Per la Corte di giustizia rischiano le toghe che non applicano diritto Ue e precedenti
Sui trasferimenti in Albania il primo giudice che ha detto no ha tracciato una strada (quasi) obbligata per gli altri. Quando la sezione immigrazione del tribunale di Roma ad ottobre si è rivolta alla Corte di giustizia europea, riferendosi alla sentenza del 4 ottobre sui Paesi sicuri e non convalidando il trattenimento dei 12 migranti trasportati nei centri oltre l'Adriatico, di fatto ha detto a tutti i suoi colleghi: «Attenzione, c'è un contrasto con la normativa europea e se non fate come me rischiate grosso».
Il rischio si traduce in responsabilità civile personale del magistrato. La Corte del Lussemburgo è stata molto severa su questo punto, in diverse sentenze. Spiega Mario Esposito, ordinario di diritto costituzionale all'università del Salento e docente alla Luiss: «La riforma del 2015 sancisce la responsabilità dello Stato, che può rivalersi sul giudice, in caso di violazione manifesta del diritto Ue, qualificata come ipotesi di colpa grave. Se un giudice non applica il diritto europeo quando c'è sicura prevalenza su quello interno, ne deve rispondere. Ogni Stato si regola a suo modo e da noi per evitare la cosiddetta paura di firma,risponde prima lo Stato e poi il singolo. Mentre però per la responsabilità civile si deve dimostrare il dolo o la colpa grave, quando c'è di mezzo il diritto europeo è un'altra cosa, si va oltre..».

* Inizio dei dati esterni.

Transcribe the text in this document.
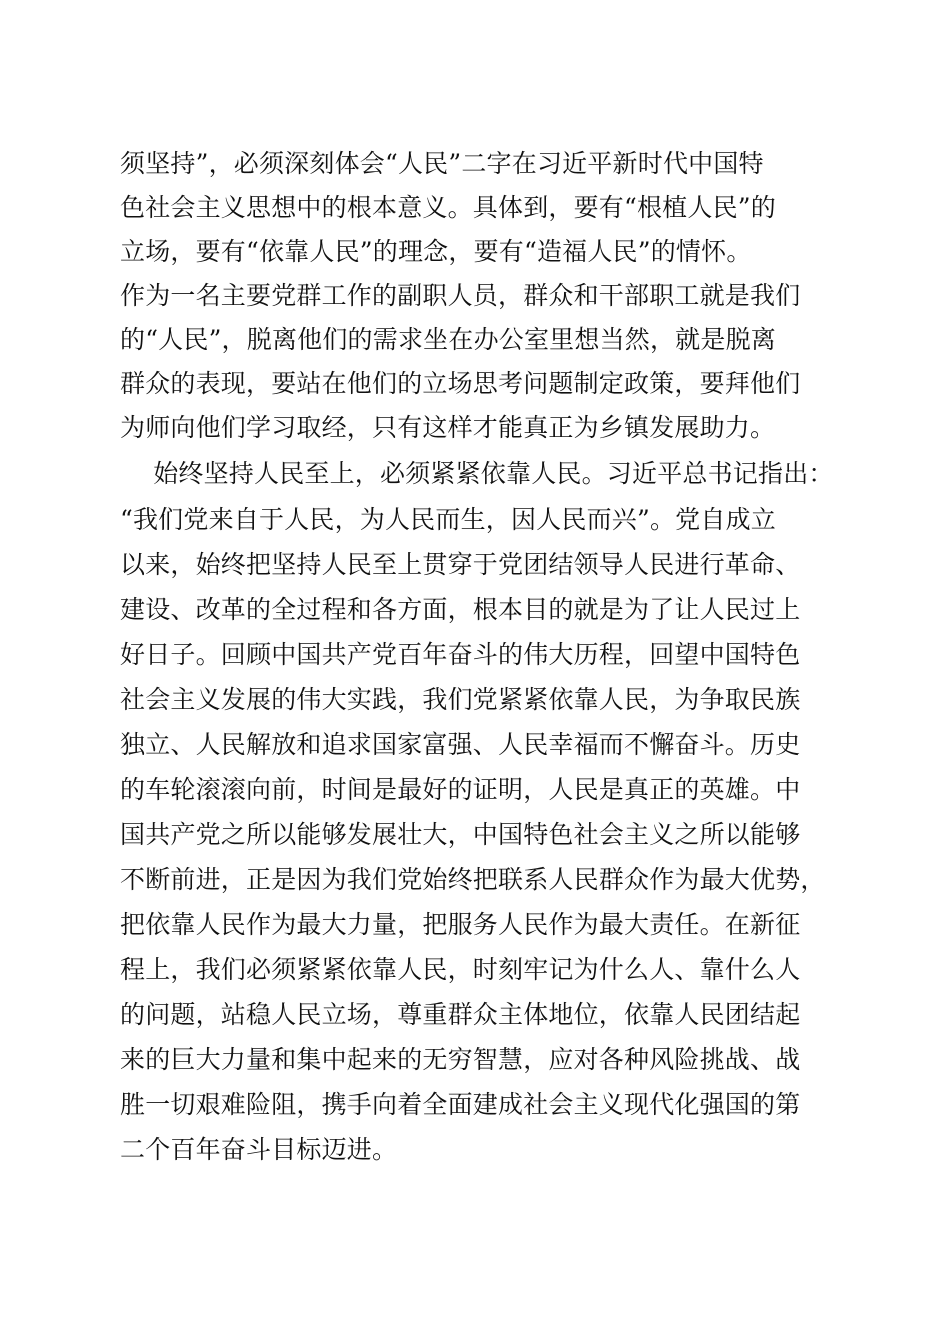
须坚持”，必须深刻体会“人民”二字在习近平新时代中国特
色社会主义思想中的根本意义。具体到，要有“根植人民”的
立场，要有“依靠人民”的理念，要有“造福人民”的情怀。
作为一名主要党群工作的副职人员，群众和干部职工就是我们
的“人民”，脱离他们的需求坐在办公室里想当然，就是脱离
群众的表现，要站在他们的立场思考问题制定政策，要拜他们
为师向他们学习取经，只有这样才能真正为乡镇发展助力。
　始终坚持人民至上，必须紧紧依靠人民。习近平总书记指出：
“我们党来自于人民，为人民而生，因人民而兴”。党自成立
以来，始终把坚持人民至上贯穿于党团结领导人民进行革命、
建设、改革的全过程和各方面，根本目的就是为了让人民过上
好日子。回顾中国共产党百年奋斗的伟大历程，回望中国特色
社会主义发展的伟大实践，我们党紧紧依靠人民，为争取民族
独立、人民解放和追求国家富强、人民幸福而不懈奋斗。历史
的车轮滚滚向前，时间是最好的证明，人民是真正的英雄。中
国共产党之所以能够发展壮大，中国特色社会主义之所以能够
不断前进，正是因为我们党始终把联系人民群众作为最大优势，
把依靠人民作为最大力量，把服务人民作为最大责任。在新征
程上，我们必须紧紧依靠人民，时刻牢记为什么人、靠什么人
的问题，站稳人民立场，尊重群众主体地位，依靠人民团结起
来的巨大力量和集中起来的无穷智慧，应对各种风险挑战、战
胜一切艰难险阻，携手向着全面建成社会主义现代化强国的第
二个百年奋斗目标迈进。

Ecco perché difficilmente si troverà un giudice italiano che esca dal coro e convalidi un trasferimento in Albania di migranti, dicendo che non spetta a lui contestare la lista dei Paesi sicuri contenuta nel decreto legge del governo.
«L'attuazione del diritto comunitario dev'essere uniforme in tutti i Paesi dell'Unione europea - spiega Alfonso Celotto (foto), ordinario di diritto costituzionale all'università Roma Tre - e quando non si rispetta la prevalenza sul diritto interno ci si rivale sugli Stati, che a loro volta si rivalgono sui giudici. Si accerta quanto la mancata applicazione del diritto europeo ha pesato e si condanna a pagare per cattiva attuazione delle regole comunitarie».
Il professor Esposito sospetta che tra le toghe si sia creato «un gioco di specchi, un equivoco manifesto», per indurre tutti a seguire la stessa strada e aspettare la sentenza di Lussemburgo. «Si dice - osserva- che il giudice è costretto a non convalidare, ma in realtà ognuno giudica indipendentemente, ogni caso dovrebbe essere diverso. All'inizio, c'è stato qualche dubbio tra i magistrati, sollevato da chi riteneva di non avere titolo per contestare la lista dei Paesi sicuri. Ma ora l'operazione sarà fortemente rallentata ed è probabile che tutti si uniformino, in attesa della decisione della Corte europea. Per me, il rinvio a Lussemburgo è stato improprio. Credo che la Corte non si farà tirare in questo gioco, non è suo compito dirimere conflitti d'attribuzione tra poteri dello Stato. Semmai, era più giusto il rinvio alla nostra Corte costituzionale. Il caso di chi ha disapplicato semplicemente la norma è invece sospetto».
Per Celotto ogni giudice chiamato a pronunciarsi sulla questione Albania a questo
punto sa una cosa: «La responsabilità per violazione del diritto italiano è difficile da dimostrare, mentre in questo caso c'è un vincolo europeo ed è quasi automatico che si debba rispondere individualmente dell'infrazione».